Kimura M, Daimon M, Tominaga M, Manaka H, Sasaki H, Kato T
The Third Department of Internal Medicine, Yamagata University School of Medicine, Japan.
Endocr J. 2000 Feb;47(1):21-8. doi: 10.1507/endocrj.47.21.
We determined the in vivo effects of thiazolidinediones on insulin resistance induced by dexamethasone (Dx), as well as that observed in Wistar fatty (WF) rats, using glucose clamp technique to measure glucose uptake (Gu) and percent suppression of hepatic glucose output (HGOsup) to evaluate insulin resistance. Male Wistar rats were treated with Dx (0.5 mg/kg/day) for 7 days. Pioglitazone (P) or troglitazone (T) was coadministered orally for the same period at 10 and 200 mg/kg/day, respectively. Two, 5 and 20 mU/kg/min. of insulin infusion rates (IIR) were used. The Gu levels at clamp steady-state at IIR20 in rats treated with Dx (16.4 +/- 4.7 mg/kg/min.) were significantly lower than those in control rats (36.3 +/- 2.4). The Gu levels at the same IIR in rats coadminstered with P (19.6 +/- 3.2) and T (21.3 +/- 6.3) were slightly but significantly higher than that in rat treated with Dx. HGOsup at IIR5 in control rats (97.5 +/- 6.2%) was decreased by Dx treatment (52.1+/- 31.3). This decrease was slightly but significantly ameliorated by addition of T (78.3 +/- 12.2). The Gu levels at IIR20 in WF rats (6.6 +/- 0.9) were decreased significantly from that in lean littermates of WF (WL) rats (25.8 +/- 2.1). This attenuation of Gu increase was completely ameliorated with administration of P (20.9+/-2.8) or T (22.2+/-3.9). The HGOsup at IIR20 in WF rats (17.4 +/- 11.2) was significantly decreased from that in WL rats. Administration of P or T ameliorated this decrease completely. These results indicate that Dx induces insulin resistance by mechanisms different from those in WF rat, hence thiazolidinedione administration can be only partially useful to treat insulin resistance induced by Dx.

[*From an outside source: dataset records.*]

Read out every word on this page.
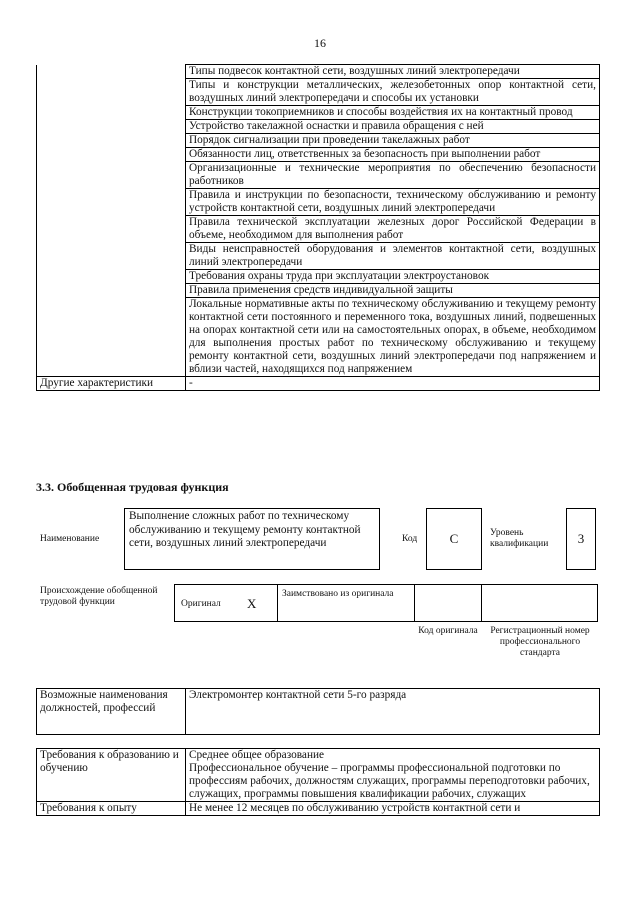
16
	Типы подвесок контактной сети, воздушных линий электропередачи
	Типы и конструкции металлических, железобетонных опор контактной сети, воздушных линий электропередачи и способы их установки
	Конструкции токоприемников и способы воздействия их на контактный провод
	Устройство такелажной оснастки и правила обращения с ней
	Порядок сигнализации при проведении такелажных работ
	Обязанности лиц, ответственных за безопасность при выполнении работ
	Организационные и технические мероприятия по обеспечению безопасности работников
	Правила и инструкции по безопасности, техническому обслуживанию и ремонту устройств контактной сети, воздушных линий электропередачи
	Правила технической эксплуатации железных дорог Российской Федерации в объеме, необходимом для выполнения работ
	Виды неисправностей оборудования и элементов контактной сети, воздушных линий электропередачи
	Требования охраны труда при эксплуатации электроустановок
	Правила применения средств индивидуальной защиты
	Локальные нормативные акты по техническому обслуживанию и текущему ремонту контактной сети постоянного и переменного тока, воздушных линий, подвешенных на опорах контактной сети или на самостоятельных опорах, в объеме, необходимом для выполнения простых работ по техническому обслуживанию и текущему ремонту контактной сети, воздушных линий электропередачи под напряжением и вблизи частей, находящихся под напряжением
Другие характеристики	-
3.3. Обобщенная трудовая функция
Наименование
Выполнение сложных работ по техническому обслуживанию и текущему ремонту контактной сети, воздушных линий электропередачи	Код C	Уровень квалификации	3
Происхождение обобщенной трудовой функции	Оригинал X
Заимствовано из оригинала
Код оригинала	Регистрационный номер профессионального стандарта
Возможные наименования должностей, профессий	Электромонтер контактной сети 5-го разряда
Требования к образованию и обучению	Среднее общее образование
Профессиональное обучение – программы профессиональной подготовки по профессиям рабочих, должностям служащих, программы переподготовки рабочих, служащих, программы повышения квалификации рабочих, служащих

Требования к опыту	Не менее 12 месяцев по обслуживанию устройств контактной сети и
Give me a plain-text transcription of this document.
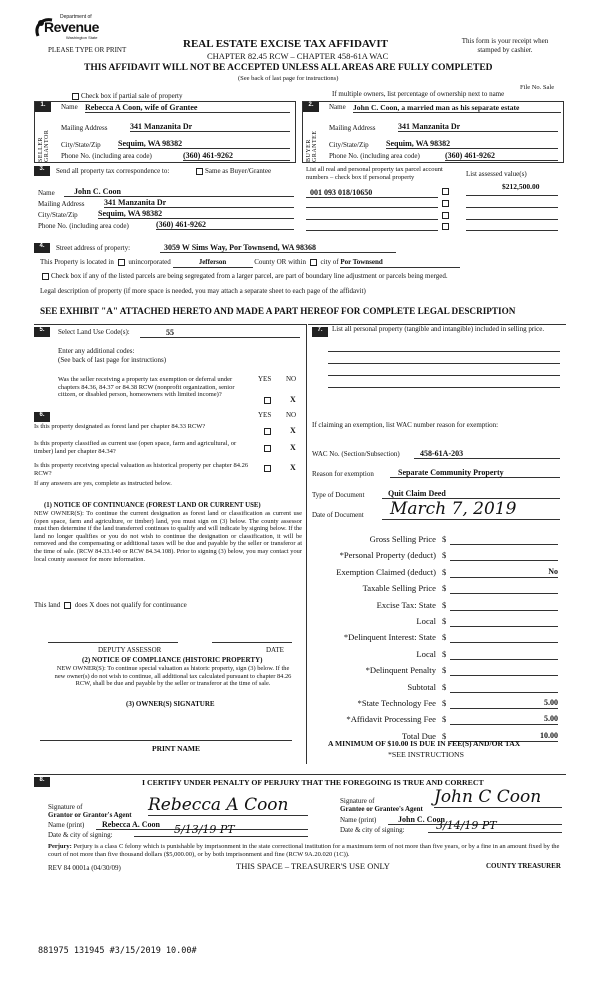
Department of
Revenue
Washington State
PLEASE TYPE OR PRINT	REAL ESTATE EXCISE TAX AFFIDAVIT
CHAPTER 82.45 RCW – CHAPTER 458-61A WAC
This form is your receipt when stamped by cashier.
THIS AFFIDAVIT WILL NOT BE ACCEPTED UNLESS ALL AREAS ARE FULLY COMPLETED
(See back of last page for instructions)
Check box if partial sale of property	If multiple owners, list percentage of ownership next to name
File No. Sale
1.
SELLER GRANTOR
Name Rebecca A Coon, wife of Grantee
Mailing Address	341 Manzanita Dr
City/State/Zip Sequim, WA 98382
Phone No. (including area code)	(360) 461-9262
2.
BUYER GRANTEE
Name John C. Coon, a married man as his separate estate
Mailing Address	341 Manzanita Dr
City/State/Zip Sequim, WA 98382
Phone No. (including area code)	(360) 461-9262
3.	Send all property tax correspondence to:	Same as Buyer/Grantee
Name	John C. Coon
Mailing Address 341 Manzanita Dr
City/State/Zip	Sequim, WA 98382
Phone No. (including area code)	(360) 461-9262
List all real and personal property tax parcel account numbers – check box if personal property	List assessed value(s)
$212,500.00
001 093 018/10650
4.	Street address of property:	3059 W Sims Way, Por Townsend, WA 98368
This Property is located in unincorporated	Jefferson	County OR within city of Por Townsend
Check box if any of the listed parcels are being segregated from a larger parcel, are part of boundary line adjustment or parcels being merged.
Legal description of property (if more space is needed, you may attach a separate sheet to each page of the affidavit)
SEE EXHIBIT "A" ATTACHED HERETO AND MADE A PART HEREOF FOR COMPLETE LEGAL DESCRIPTION
5.	Select Land Use Code(s):	55
Enter any additional codes:
(See back of last page for instructions)
YES NO
Was the seller receiving a property tax exemption or deferral under chapters 84.36, 84.37 or 84.38 RCW (nonprofit organization, senior citizen, or disabled person, homeowners with limited income)?
X
6.	YES NO
Is this property designated as forest land per chapter 84.33 RCW?	X
Is this property classified as current use (open space, farm and agricultural, or timber) land per chapter 84.34?	X
Is this property receiving special valuation as historical property per chapter 84.26 RCW?
X
If any answers are yes, complete as instructed below.
(1) NOTICE OF CONTINUANCE (FOREST LAND OR CURRENT USE)
NEW OWNER(S): To continue the current designation as forest land or classification as current use (open space, farm and agriculture, or timber) land, you must sign on (3) below. The county assessor must then determine if the land transferred continues to qualify and will indicate by signing below. If the land no longer qualifies or you do not wish to continue the designation or classification, it will be removed and the compensating or additional taxes will be due and payable by the seller or transferor at the time of sale. (RCW 84.33.140 or RCW 84.34.108). Prior to signing (3) below, you may contact your local county assessor for more information.
This land does X does not qualify for continuance
DEPUTY ASSESSOR	DATE
(2) NOTICE OF COMPLIANCE (HISTORIC PROPERTY)
NEW OWNER(S): To continue special valuation as historic property, sign (3) below. If the new owner(s) do not wish to continue, all additional tax calculated pursuant to chapter 84.26 RCW, shall be due and payable by the seller or transferor at the time of sale.
(3) OWNER(S) SIGNATURE
PRINT NAME
7.	List all personal property (tangible and intangible) included in selling price.
If claiming an exemption, list WAC number reason for exemption:
WAC No. (Section/Subsection)	458-61A-203
Reason for exemption	Separate Community Property
Type of Document	Quit Claim Deed
Date of Document	March 7, 2019
Gross Selling Price $
*Personal Property (deduct) $
Exemption Claimed (deduct) $	No
Taxable Selling Price $
Excise Tax: State $
Local $
*Delinquent Interest: State $
Local $
*Delinquent Penalty $
Subtotal $
*State Technology Fee $	5.00
*Affidavit Processing Fee $	5.00
Total Due $	10.00
A MINIMUM OF $10.00 IS DUE IN FEE(S) AND/OR TAX
*SEE INSTRUCTIONS
8.	I CERTIFY UNDER PENALTY OF PERJURY THAT THE FOREGOING IS TRUE AND CORRECT
Signature of
Grantor or Grantor's Agent Rebecca A Coon
Name (print)	Rebecca A. Coon
Date & city of signing:	5/13/19 PT
Signature of
Grantee or Grantee's Agent
John C Coon
Name (print)	John C. Coon
Date & city of signing:	3/14/19 PT
Perjury: Perjury is a class C felony which is punishable by imprisonment in the state correctional institution for a maximum term of not more than five years, or by a fine in an amount fixed by the court of not more than five thousand dollars ($5,000.00), or by both imprisonment and fine (RCW 9A.20.020 (1C)).
REV 84 0001a (04/30/09)	THIS SPACE – TREASURER'S USE ONLY	COUNTY TREASURER
881975 131945 #3/15/2019 10.00#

我们采用葡萄糖钳夹技术测量葡萄糖摄取量(Gu)和肝葡萄糖输出抑制百分比(HGOsup)来评估胰岛素抵抗,从而确定噻唑烷二酮类药物对由地塞米松(Dx)诱导的胰岛素抵抗以及在Wistar肥胖(WF)大鼠中观察到的胰岛素抵抗的体内作用。雄性Wistar大鼠接受Dx(0.5mg/kg/天)治疗7天。同时分别以10mg/kg/天和200mg/kg/天的剂量口服给予吡格列酮(P)或曲格列酮(T)。使用2、5和20mU/kg/分钟的胰岛素输注速率(IIR)。在IIR20时,接受Dx治疗的大鼠(16.4±4.7mg/kg/分钟)钳夹稳态下的Gu水平显著低于对照大鼠(36.3±2.4)。与P(19.6±3.2)和T(21.3±6.3)共同给药的大鼠在相同IIR时的Gu水平略高于但显著高于接受Dx治疗的大鼠。在IIR5时,对照大鼠的HGOsup(97.5±6.2%)经Dx治疗后降低(52.1±31.3)。添加T(78.3±12.2)可使这种降低略有但显著改善。WF大鼠在IIR20时的Gu水平(6.6±0.9)比WF大鼠的瘦同窝仔(WL)大鼠(25.8±2.1)显著降低。给予P(20.9±2.8)或T(22.2±3.9)可完全改善Gu增加的这种减弱。WF大鼠在IIR20时的HGOsup(17.4±11.2)比WL大鼠显著降低。给予P或T可完全改善这种降低。这些结果表明,Dx诱导胰岛素抵抗的机制与WF大鼠不同,因此噻唑烷二酮类药物给药仅能部分有效地治疗由Dx诱导的胰岛素抵抗。